A solution prepared by mixing 47.1 mL of 0.4 M AgNO3 and 47.1 mL of 0.4 M TlNO3 was titrated with 0.8 M NaBr in a cell containing a silver indicator electrode and a reference electrode of constant potential 0.175 V. The reference electrode is attached to the positive terminal of the potentiometer, and the silver electrode is attached to the negative terminal. The solubility constant of TlBr is Ksp = 3.6 × 10–6 and the solubility constant of AgBr is Ksp = 5.0 × 10–13.

Question

A solution prepared by mixing 47.1 mL of 0.4 M AgNO3 and 47.1 mL of 0.4 M TlNO3 was titrated with 0.8 M NaBr in a cell containing a silver indicator electrode and a reference electrode of constant potential 0.175 V. The reference electrode is attached to the positive terminal of the potentiometer, and the silver electrode is attached to the negative terminal. The solubility constant of TlBr is Ksp = 3.6 × 10–6 and the solubility constant of AgBr is Ksp = 5.0 × 10–13.

(a) Which of the following expressions shows how cell voltage depends on [Ag ]?

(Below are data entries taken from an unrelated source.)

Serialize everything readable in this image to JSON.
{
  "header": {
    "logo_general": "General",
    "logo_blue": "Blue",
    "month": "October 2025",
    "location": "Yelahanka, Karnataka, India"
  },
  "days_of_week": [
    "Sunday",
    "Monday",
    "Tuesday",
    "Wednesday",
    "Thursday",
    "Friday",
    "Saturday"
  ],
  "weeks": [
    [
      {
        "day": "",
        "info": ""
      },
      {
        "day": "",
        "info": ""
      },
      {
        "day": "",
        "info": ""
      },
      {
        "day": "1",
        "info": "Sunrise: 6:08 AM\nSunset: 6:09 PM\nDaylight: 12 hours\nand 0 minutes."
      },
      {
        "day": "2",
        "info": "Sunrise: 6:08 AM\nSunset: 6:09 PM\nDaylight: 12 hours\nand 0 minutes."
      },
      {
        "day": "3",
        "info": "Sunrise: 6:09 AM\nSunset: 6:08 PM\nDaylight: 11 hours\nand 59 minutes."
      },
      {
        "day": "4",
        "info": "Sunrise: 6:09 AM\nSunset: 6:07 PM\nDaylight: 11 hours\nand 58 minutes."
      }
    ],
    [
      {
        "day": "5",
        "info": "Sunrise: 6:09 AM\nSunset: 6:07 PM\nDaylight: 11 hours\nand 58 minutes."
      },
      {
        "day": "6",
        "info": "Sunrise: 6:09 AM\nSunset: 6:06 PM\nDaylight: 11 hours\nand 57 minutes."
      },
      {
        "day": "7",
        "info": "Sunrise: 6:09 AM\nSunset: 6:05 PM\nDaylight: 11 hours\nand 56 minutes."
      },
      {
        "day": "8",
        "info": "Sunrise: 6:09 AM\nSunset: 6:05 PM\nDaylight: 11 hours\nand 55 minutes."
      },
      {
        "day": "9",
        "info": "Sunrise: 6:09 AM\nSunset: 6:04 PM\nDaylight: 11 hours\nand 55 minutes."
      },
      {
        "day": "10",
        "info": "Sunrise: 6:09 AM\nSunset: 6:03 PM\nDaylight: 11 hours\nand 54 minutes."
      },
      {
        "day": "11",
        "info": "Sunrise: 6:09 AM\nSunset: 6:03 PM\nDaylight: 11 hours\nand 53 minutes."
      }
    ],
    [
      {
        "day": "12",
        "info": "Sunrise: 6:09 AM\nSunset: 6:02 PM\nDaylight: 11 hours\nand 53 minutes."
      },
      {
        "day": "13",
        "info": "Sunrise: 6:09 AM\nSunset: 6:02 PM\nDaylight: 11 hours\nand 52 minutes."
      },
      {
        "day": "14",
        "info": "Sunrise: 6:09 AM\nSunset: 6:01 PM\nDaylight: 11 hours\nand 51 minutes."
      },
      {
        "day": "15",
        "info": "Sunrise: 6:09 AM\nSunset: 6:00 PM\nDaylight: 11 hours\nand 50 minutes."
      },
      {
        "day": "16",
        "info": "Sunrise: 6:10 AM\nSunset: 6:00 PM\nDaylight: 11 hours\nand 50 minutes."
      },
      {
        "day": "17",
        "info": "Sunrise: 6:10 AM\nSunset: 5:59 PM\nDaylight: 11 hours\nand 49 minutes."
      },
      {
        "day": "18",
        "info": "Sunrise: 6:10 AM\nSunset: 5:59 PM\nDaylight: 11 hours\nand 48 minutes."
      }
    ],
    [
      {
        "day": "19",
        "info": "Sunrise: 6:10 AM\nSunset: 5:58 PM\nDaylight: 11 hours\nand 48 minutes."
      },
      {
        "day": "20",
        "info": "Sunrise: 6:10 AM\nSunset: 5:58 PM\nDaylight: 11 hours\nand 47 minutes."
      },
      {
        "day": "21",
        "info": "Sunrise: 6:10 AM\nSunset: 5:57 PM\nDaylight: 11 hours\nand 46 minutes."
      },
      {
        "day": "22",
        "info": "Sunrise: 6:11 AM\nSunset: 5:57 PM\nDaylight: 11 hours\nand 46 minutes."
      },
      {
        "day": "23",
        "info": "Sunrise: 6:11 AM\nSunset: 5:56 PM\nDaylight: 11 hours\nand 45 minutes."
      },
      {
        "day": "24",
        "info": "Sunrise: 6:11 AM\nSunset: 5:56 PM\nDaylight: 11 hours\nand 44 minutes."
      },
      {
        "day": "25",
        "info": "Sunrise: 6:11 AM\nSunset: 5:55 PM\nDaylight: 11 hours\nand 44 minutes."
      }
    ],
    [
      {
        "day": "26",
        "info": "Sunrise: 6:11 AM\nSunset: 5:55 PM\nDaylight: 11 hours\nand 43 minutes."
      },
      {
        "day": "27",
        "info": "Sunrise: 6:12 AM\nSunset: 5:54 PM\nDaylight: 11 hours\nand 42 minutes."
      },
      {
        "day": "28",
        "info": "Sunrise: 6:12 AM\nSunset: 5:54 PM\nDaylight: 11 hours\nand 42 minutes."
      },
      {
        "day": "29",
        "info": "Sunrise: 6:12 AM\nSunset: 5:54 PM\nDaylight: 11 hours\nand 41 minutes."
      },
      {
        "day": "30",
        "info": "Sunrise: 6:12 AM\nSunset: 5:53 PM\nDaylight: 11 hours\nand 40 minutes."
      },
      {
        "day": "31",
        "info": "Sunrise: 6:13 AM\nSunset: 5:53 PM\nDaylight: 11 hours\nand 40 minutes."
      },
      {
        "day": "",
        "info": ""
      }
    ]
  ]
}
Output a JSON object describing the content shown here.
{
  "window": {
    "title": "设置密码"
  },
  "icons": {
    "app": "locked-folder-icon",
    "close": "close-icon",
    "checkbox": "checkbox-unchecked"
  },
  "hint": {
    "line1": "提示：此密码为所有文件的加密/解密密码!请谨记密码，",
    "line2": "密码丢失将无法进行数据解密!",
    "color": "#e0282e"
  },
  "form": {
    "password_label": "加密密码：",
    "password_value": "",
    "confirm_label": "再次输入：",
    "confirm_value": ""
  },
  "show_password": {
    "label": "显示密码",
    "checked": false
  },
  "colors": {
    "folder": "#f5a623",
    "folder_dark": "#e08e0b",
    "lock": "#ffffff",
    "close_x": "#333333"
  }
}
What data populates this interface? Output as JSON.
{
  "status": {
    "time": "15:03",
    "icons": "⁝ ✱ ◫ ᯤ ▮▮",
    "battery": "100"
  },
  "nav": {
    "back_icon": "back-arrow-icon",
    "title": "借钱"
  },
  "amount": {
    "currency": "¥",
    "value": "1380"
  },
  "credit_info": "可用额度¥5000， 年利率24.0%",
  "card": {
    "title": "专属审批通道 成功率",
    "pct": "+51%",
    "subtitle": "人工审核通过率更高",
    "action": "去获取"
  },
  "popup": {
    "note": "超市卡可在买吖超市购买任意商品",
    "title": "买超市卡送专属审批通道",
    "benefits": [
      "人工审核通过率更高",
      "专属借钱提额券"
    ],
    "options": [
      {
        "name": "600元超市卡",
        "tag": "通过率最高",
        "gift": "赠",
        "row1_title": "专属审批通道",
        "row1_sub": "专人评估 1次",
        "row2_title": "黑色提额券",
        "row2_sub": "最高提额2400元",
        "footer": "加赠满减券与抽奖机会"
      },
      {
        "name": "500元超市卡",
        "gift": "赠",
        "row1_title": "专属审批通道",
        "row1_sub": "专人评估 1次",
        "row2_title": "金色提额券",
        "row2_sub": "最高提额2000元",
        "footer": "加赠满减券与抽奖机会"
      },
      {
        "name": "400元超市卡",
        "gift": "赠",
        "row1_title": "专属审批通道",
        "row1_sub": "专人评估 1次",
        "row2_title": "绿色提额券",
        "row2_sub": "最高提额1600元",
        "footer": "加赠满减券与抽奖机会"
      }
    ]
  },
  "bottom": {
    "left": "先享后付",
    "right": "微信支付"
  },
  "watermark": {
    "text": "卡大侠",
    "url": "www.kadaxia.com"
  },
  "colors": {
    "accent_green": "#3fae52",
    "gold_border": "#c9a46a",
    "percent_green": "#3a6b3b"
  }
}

b) What is the cell voltage when the following volumes of 0.8 M NaBr have been added? (b) 1.0 mL (c) 13.5 mL (d) 22.6 mL (e) 23.5 mL (f) 23.9 mL (g) 37.0 mL (h) 47.1 mL (i) 50.5 mL

I found part a) to be:

E = .175-(.799-.05916log(1/[Ag+])

I tried doing part b) over 10 times now and I can't figure it out.

Answer 1

To find the cell voltage when different volumes of 0.8 M NaBr have been added, you need to determine the concentration of Ag+ ions at each stage.

The initial state of the solution can be considered as mixing 47.1 mL of 0.4 M AgNO3 and 47.1 mL of 0.4 M TlNO3.

Since both AgNO3 and TlNO3 are strong electrolytes, they completely dissociate in water. Therefore, the initial concentration of AgNO3 and TlNO3 are both equal to their molarities: 0.4 M.

Now, we need to use the solubility products (Ksp) of TlBr and AgBr to determine the concentrations of Tl+ and Ag+ ions.

TlBr(s) ⇌ Tl+(aq) + Br-(aq), and Ksp(TlBr) = [Tl+][Br-]

For TlBr: Ksp = 3.6 × 10–6
[Tl+] = x (let's assume)

Since the initial concentration of TlNO3 is 0.4 M, the concentration of Tl+ ions contributed by TlNO3 is 0.4 M.

Therefore, [Br-] = 3.6 × 10–6 / 0.4

Next, we consider AgBr:
AgBr(s) ⇌ Ag+(aq) + Br-(aq), and Ksp(AgBr) = [Ag+][Br-]

[Tl+] = 0.4 M (contribution from TlNO3)
[Br-] = 3.6 × 10–6 / 0.4

Since the initial concentration of AgNO3 is also 0.4 M, the concentration of Ag+ ions from AgNO3 is 0.4 M.

The remaining Ag+ concentration can be determined by subtracting the Ag+ concentration contributed by the formation of TlBr from the initial concentration of Ag+:

[Ag+] = 0.4 - [Br-] (contribution from TlBr) - [Br-] (contribution from AgNO3)

Now that you have determined the concentration of Ag+ at each stage, you can substitute the respective values of [Ag+] into the given expression of E:

E = 0.175 - (0.799 - 0.05916 log(1/[Ag+]))

Calculating the value of E for each volume of 0.8 M NaBr solution added will give you the cell voltage.

Repeat these steps for volumes of 1.0 mL, 13.5 mL, 22.6 mL, 23.5 mL, 23.9 mL, 37.0 mL, 47.1 mL, and 50.5 mL of 0.8 M NaBr solution to find the respective cell voltages.